Young People Have Better Views On Racism - The American Spectator | USA News and Politics
Young People Have Better Views On Racism

Jamelle Bouie, a writer at Slate, wrote a piece yesterday which shows that young people have more sensible views on race and racism than their forebearers. Bouie’s work also gave me hope that millenials–those born from the about the mid-1980s to the early 2000s–will be the generation that finally casts aside pernicious identity politics and focuses on solving social problems in this country. The end of racial hucksterism and grievance peddling would be glorious indeed. But Bouie writes for Slate, an outfit which regularly peddles racial grievances. So to him, such dramatic improvements are actually a bad thing.

Bouie’s piece, “Why Do Millenials Not Understand Racism?,” looks at data from a nationally representative poll commissioned by the cable network MTV, whose programming caters to the young. Drawn from a sample of people ages 14 to 24, the poll aimed to measure how millenials are affected by and perceive bias. The poll confirms that young people are more tolerant than previous generations. So far, so good. Some key stats cited by Bouie: “Seventy-three percent believe that ‘never considering race would improve society,’ and 90 percent say that ‘everyone should be treated the same regardless of race.'” Also, 91 percent of respondents believe in racial equality, 84 percent say their families taught them to treat everyone the same, and 89 percent believe everyone should be treated as equals. Oh, and 62 percent believe that having a black president shows the minorities have the same opportunities as whites.

If these sound like positive developments to you, I’m with you. But what distresses Bouie is that young people are not interested in continuing outmoded and harmful policies of affirmative action. Per Bouie, “88 percent believe racial preferences are unfair as a matter of course, and 70 percent believe they are unfair regardless of ‘historical inequalities.'” The horror! And what’s worse, Bouie points out that only 37 percent of respondents say that they were raised in families that talk about race. It is lost on him that this seems to be because young people, more than any other generation, are coming to believe the creed of the American Founders that “all men are created equal.”

In fact, this belief in racial equality runs so deep that it cuts across races. From Bouie’s piece:

It’s no surprise, then, that most millennials aspire to “colorblindness.” Sixty-eight percent say “focusing on race prevents society from becoming colorblind.” As such, millennials are hostile to race-based affirmative action:  Interestingly, the difference between whites and people of color is nonexistent on the first question and small (74 percent versus 65 percent) on the second. But this might look different if you disaggregated “people of color” by race. There’s a chance that black millennials are more friendly to affirmative action than their Latino or Asian peers.

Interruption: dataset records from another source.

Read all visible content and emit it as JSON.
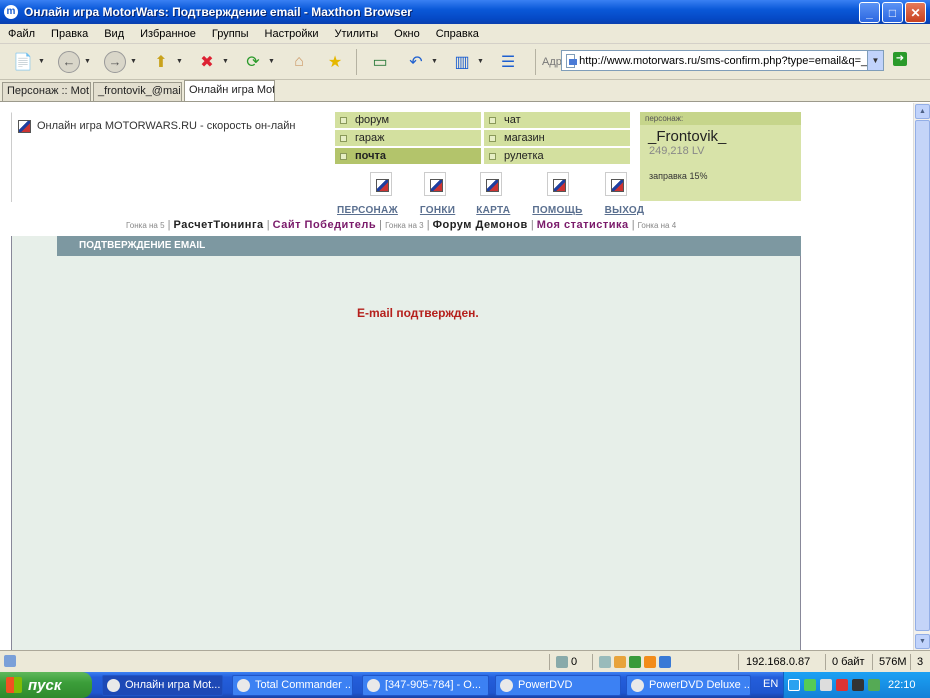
{
  "window": {
    "title": "Онлайн игра MotorWars: Подтверждение email - Maxthon Browser",
    "buttons": {
      "minimize": "_",
      "maximize": "□",
      "close": "✕"
    }
  },
  "menu": [
    "Файл",
    "Правка",
    "Вид",
    "Избранное",
    "Группы",
    "Настройки",
    "Утилиты",
    "Окно",
    "Справка"
  ],
  "address": {
    "label": "Адрес",
    "url": "http://www.motorwars.ru/sms-confirm.php?type=email&q=_Frc"
  },
  "tabs": [
    {
      "label": "Персонаж :: Mot..."
    },
    {
      "label": "_frontovik_@mail...."
    },
    {
      "label": "Онлайн игра Mot..."
    }
  ],
  "site": {
    "logo_text": "Онлайн игра MOTORWARS.RU - скорость он-лайн",
    "nav_left": [
      "форум",
      "гараж",
      "почта"
    ],
    "nav_right": [
      "чат",
      "магазин",
      "рулетка"
    ],
    "character": {
      "header": "персонаж:",
      "name": "_Frontovik_",
      "level": "249,218 LV",
      "fuel": "заправка 15%"
    },
    "main_links": [
      "ПЕРСОНАЖ",
      "ГОНКИ",
      "КАРТА",
      "ПОМОЩЬ",
      "ВЫХОД"
    ],
    "sub_links": {
      "race5": "Гонка на 5",
      "tuning": "РасчетТюнинга",
      "winner": "Сайт Победитель",
      "race3": "Гонка на 3",
      "forum": "Форум Демонов",
      "stats": "Моя статистика",
      "race4": "Гонка на 4"
    },
    "section_title": "ПОДТВЕРЖДЕНИЕ EMAIL",
    "message": "E-mail подтвержден."
  },
  "statusbar": {
    "count": "0",
    "ip": "192.168.0.87",
    "traffic": "0 байт",
    "memory": "576M",
    "tabs_count": "3"
  },
  "taskbar": {
    "start": "пуск",
    "tasks": [
      "Онлайн игра Mot...",
      "Total Commander ...",
      "[347-905-784] - O...",
      "PowerDVD",
      "PowerDVD Deluxe ..."
    ],
    "lang": "EN",
    "clock": "22:10"
  }
}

In other words, you’d have to resort to statistical gymnastics to make it look like young people still support racial pandering. Instead of celebrating these great strides towards a society based in equality, Bouie whimpers:

From these results, it’s clear that—like most Americans—millennials see racism as a matter of different treatment, justified by race, that you solve by removing race from the equation. If we ignore skin color in our decisions, then there can’t be racism.

Yes, most Americans do share the belief that if decisions aren’t made on the basis of racism, they are not racist! But Bouie is a progressive, committed to progressing away from common sense. So he instead draws the conclusion that millenials don’t understand racism. The key, not surprisingly, is that for something to be truly racist, it must benefit white people:

The problem is that racism isn’t reducible to “different treatment.” Since if it is, measures to ameliorate racial inequality—like the Voting Rights Act—would be as “racist” as the policies that necessitated them. No, racism is better understood as white supremacy—anything that furthers a broad hierarchy of racist inequity, where whites possess the greatest share of power, respect, and resources, and blacks the least.

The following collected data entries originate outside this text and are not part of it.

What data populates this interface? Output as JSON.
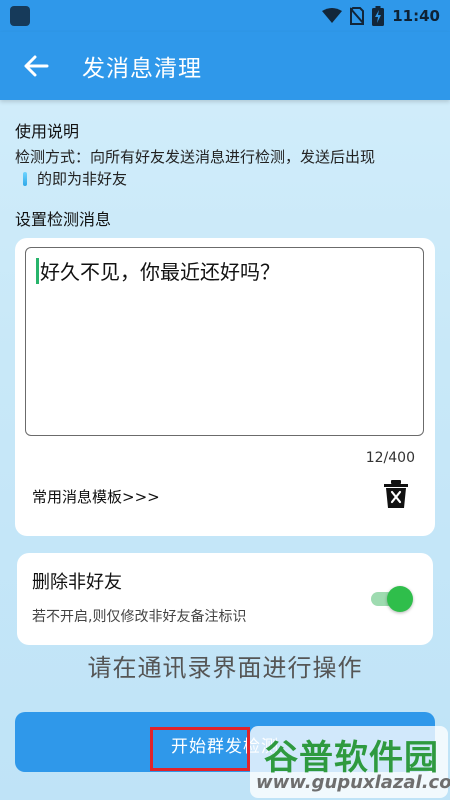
{
  "status_bar": {
    "time": "11:40"
  },
  "app_bar": {
    "title": "发消息清理"
  },
  "usage": {
    "heading": "使用说明",
    "line1": "检测方式：向所有好友发送消息进行检测，发送后出现",
    "line2": "的即为非好友"
  },
  "message": {
    "heading": "设置检测消息",
    "text": "好久不见，你最近还好吗？",
    "counter": "12/400",
    "template_link": "常用消息模板>>>"
  },
  "toggle": {
    "title": "删除非好友",
    "hint": "若不开启,则仅修改非好友备注标识",
    "enabled": true
  },
  "instruction": "请在通讯录界面进行操作",
  "start_button": {
    "label": "开始群发检测"
  },
  "watermark": {
    "brand": "谷普软件园",
    "url": "www.gupuxlazal.com"
  },
  "colors": {
    "primary": "#2f98ea",
    "switch_on": "#2fbe4b",
    "highlight": "#e0232a",
    "watermark_green": "#2e9a3f"
  }
}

Got that? True racism can only come from white people, and the solution is affirmative action, not treating all people equally regardless of race. While most of us probably find Bouie’s conclusions outlandish, his views have at least one high profile supporter. The recent Supreme Court case of Schuette v. Coalition to Defend Affirmative Action dealt a blow to race-based admissions at the University of Michigan. Justice Sotomayor wrote a logically contorted dissent in which she effectively argued that the only way to rectify inequality is by perpetuating unequal treatment.

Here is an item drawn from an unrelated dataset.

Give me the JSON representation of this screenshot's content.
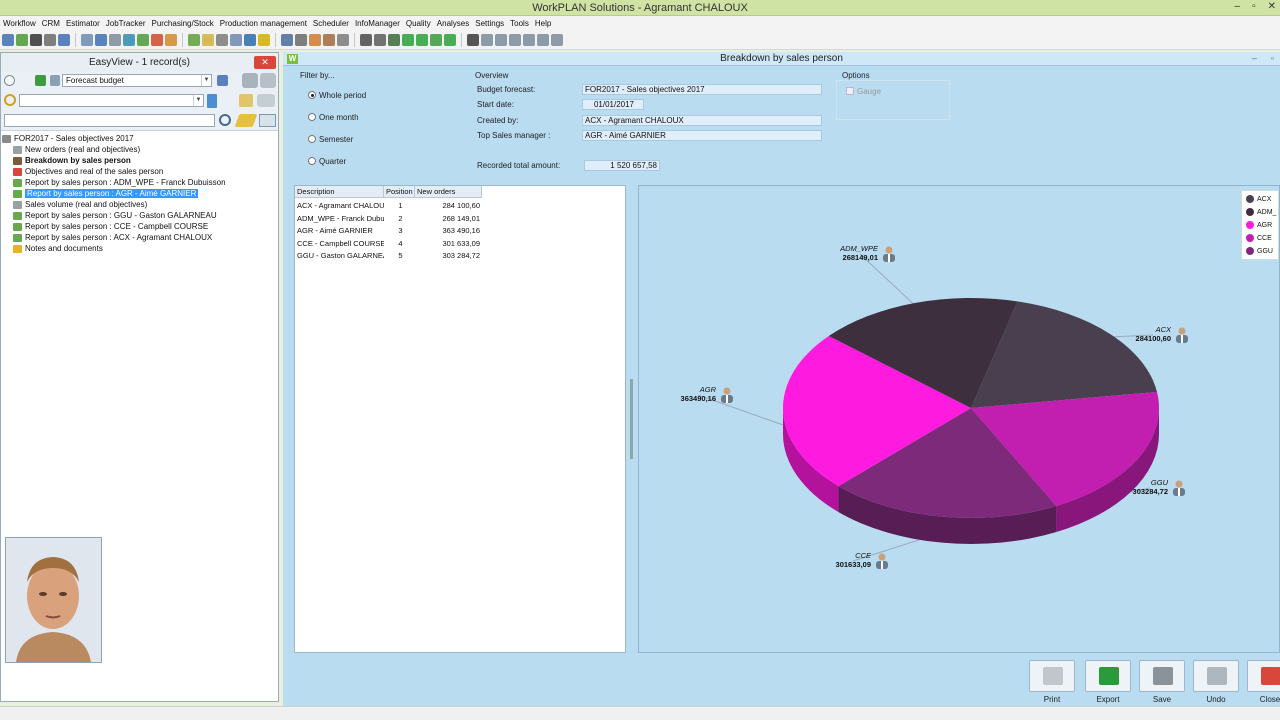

The good news is that if these statistics hold true, regressive views like Bouie’s and Sotomayor’s are dying on the vine. What Bouie is really worried about is not that young people don’t understand racism. They have been fed a steady diet of racism awareness in schools and via outlets like MTV. No, the real concern is that the days of the professional grievance industry are numbered. Heaven forbid we should stop focusing on issues of racial difference and start focusing on a common identity as Americans.